Blackburn was instrumental in the desegregation of the University of Alabama. As a top-level administrator there, he was credited with helping assure the enrollment of Vivian Malone and James Hood on June 11, 1963, even when then-Alabama governor George Wallace — backed by state troopers — stood in the doorway of the all-white university’s Foster Auditorium, blocking the black students from entering.

Blackburn’s family friend and former U.S. Secretary of State Condoleezza Rice (BA ’74, PhD ’81) told the University of Alabama that Blackburn was “a giant in the lives of many to include my own.”

“He was one of my father’s closest friends and mentors,” Rice says. Rice’s father was John Rice, an assistant dean at DU.

“Known as a man with conviction, [Dr.] Blackburn was constantly trying to make the communities he lived in, and the college campuses he worked on, better, more fair and ethical places.”

His vision and commitment to education opened “countless doors and created limitless opportunities” for many students, Rice says.

In 1969, Blackburn became the vice chancellor for student affairs at the University of Denver and in 1974 was named vice chancellor for university resources.

Chemistry professor and former chancellor Dwight Smith calls Blackburn “a man who cared deeply about the whole student experience, from classroom to playing field.”

“He was responsible for initiating the Denver Design, one of our early fundraising campaigns,” Smith says. “It is safe to say that John Blackburn played an important role in the growth of the University in the years he was with us.”

In a letter announcing his resignation from DU in 1978, Blackburn called his nine years with the University “truly rewarding.”

He said his greatest achievements at DU were stabilizing the enrollment at a “very critical time and the improvement in the quality of students,” a capital campaign and increase in gifts to the University, and “the improvement in the affirmative action profile … particularly the increase in women and minorities in administrative and management positions.”
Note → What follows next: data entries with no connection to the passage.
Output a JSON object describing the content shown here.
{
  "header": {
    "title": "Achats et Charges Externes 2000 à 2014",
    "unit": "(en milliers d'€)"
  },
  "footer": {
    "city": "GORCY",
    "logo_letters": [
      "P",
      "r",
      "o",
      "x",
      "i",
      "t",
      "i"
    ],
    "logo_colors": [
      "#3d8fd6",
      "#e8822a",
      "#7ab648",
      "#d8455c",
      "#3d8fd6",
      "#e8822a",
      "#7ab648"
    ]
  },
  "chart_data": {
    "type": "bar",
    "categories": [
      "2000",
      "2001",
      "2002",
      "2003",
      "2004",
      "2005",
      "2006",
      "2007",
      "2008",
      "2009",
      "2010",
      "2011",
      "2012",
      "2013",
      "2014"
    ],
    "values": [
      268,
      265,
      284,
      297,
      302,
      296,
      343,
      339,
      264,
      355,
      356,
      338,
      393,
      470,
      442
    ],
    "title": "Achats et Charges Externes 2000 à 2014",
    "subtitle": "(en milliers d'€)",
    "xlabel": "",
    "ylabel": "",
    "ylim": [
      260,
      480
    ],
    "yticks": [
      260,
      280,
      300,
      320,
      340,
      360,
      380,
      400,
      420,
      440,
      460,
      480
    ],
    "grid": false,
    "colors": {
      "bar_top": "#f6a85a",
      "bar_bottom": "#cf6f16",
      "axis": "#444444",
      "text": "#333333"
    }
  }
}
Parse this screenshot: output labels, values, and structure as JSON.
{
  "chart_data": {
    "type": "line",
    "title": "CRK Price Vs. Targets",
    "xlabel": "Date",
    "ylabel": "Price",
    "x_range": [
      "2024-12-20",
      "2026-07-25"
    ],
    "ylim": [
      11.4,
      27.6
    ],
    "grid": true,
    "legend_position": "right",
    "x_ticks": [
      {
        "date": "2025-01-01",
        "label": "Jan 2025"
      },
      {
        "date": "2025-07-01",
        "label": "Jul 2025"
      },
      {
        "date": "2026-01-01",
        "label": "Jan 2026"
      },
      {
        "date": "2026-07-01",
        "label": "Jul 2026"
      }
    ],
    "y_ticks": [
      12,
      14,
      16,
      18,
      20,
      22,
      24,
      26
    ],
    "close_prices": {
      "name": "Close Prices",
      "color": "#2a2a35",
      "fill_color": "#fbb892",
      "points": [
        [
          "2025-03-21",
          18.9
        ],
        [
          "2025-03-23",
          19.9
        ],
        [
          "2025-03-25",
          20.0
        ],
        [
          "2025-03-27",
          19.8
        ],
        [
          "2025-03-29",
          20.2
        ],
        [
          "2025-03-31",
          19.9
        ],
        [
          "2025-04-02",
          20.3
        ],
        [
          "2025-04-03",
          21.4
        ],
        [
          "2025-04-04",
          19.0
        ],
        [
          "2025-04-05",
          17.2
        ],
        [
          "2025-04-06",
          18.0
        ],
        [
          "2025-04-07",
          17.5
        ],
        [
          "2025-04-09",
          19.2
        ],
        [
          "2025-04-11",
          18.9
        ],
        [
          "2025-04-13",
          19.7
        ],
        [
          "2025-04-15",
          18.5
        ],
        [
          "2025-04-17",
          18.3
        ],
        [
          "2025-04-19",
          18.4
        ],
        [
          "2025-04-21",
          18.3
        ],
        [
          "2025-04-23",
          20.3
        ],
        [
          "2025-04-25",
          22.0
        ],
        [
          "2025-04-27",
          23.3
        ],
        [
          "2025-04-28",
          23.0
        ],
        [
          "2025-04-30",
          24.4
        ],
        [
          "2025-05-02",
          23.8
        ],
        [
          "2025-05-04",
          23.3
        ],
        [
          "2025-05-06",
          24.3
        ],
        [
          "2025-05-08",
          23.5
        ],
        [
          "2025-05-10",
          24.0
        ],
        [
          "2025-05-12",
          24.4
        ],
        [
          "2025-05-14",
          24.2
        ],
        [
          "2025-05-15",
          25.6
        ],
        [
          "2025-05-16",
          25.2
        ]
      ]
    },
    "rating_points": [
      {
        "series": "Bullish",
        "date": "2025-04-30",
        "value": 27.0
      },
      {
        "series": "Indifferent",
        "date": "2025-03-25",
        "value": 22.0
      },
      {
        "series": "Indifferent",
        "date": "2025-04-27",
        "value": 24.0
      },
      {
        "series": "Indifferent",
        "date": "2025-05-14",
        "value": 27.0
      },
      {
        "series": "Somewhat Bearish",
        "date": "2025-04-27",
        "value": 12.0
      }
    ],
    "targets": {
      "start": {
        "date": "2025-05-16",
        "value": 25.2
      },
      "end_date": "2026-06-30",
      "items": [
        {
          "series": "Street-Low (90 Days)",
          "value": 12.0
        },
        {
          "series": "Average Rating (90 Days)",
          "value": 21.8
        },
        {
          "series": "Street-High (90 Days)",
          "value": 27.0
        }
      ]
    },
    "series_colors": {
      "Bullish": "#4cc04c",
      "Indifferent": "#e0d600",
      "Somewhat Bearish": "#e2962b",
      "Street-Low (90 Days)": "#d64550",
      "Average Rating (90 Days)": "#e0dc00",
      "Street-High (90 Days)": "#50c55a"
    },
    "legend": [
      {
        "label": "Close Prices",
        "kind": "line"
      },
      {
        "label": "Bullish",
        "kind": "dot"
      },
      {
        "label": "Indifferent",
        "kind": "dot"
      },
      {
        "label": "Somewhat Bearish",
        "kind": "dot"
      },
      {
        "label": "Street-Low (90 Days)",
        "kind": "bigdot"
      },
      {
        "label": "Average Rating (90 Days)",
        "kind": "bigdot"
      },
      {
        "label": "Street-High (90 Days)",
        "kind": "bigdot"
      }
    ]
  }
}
After leaving DU, he returned to the University of Alabama as vice president for educational development, leading the school’s fundraising and alumni activities until his retirement in 1990.

Blackburn was born Dec. 21, 1924, in Malta Bend, Miss. He served with the Army in Indo-China. After leaving the service, he earned a bachelor’s degree from Missouri Valley College, a master’s in education from the University of Colorado and a doctorate in higher education administration from Florida State University.

The University of Alabama established the Blackburn Institute in his honor in 1995. The leadership development program links state leaders in business and public service with outstanding students and Blackburn fellows. “While he will be greatly missed, we are pleased that his legacy will live on through the Blackburn Institute,” Mills says.

He was awarded an honorary doctorate of humane letters from the University of Alabama in 1996.

Blackburn is survived by his wife, Gloria; his daughter and son-in-law, Holly and Harry Piper; and two grandsons.

Memorial gifts may be made to the Blackburn Institute, First Presbyterian Church of Tuscaloosa, or Hospice of West Alabama.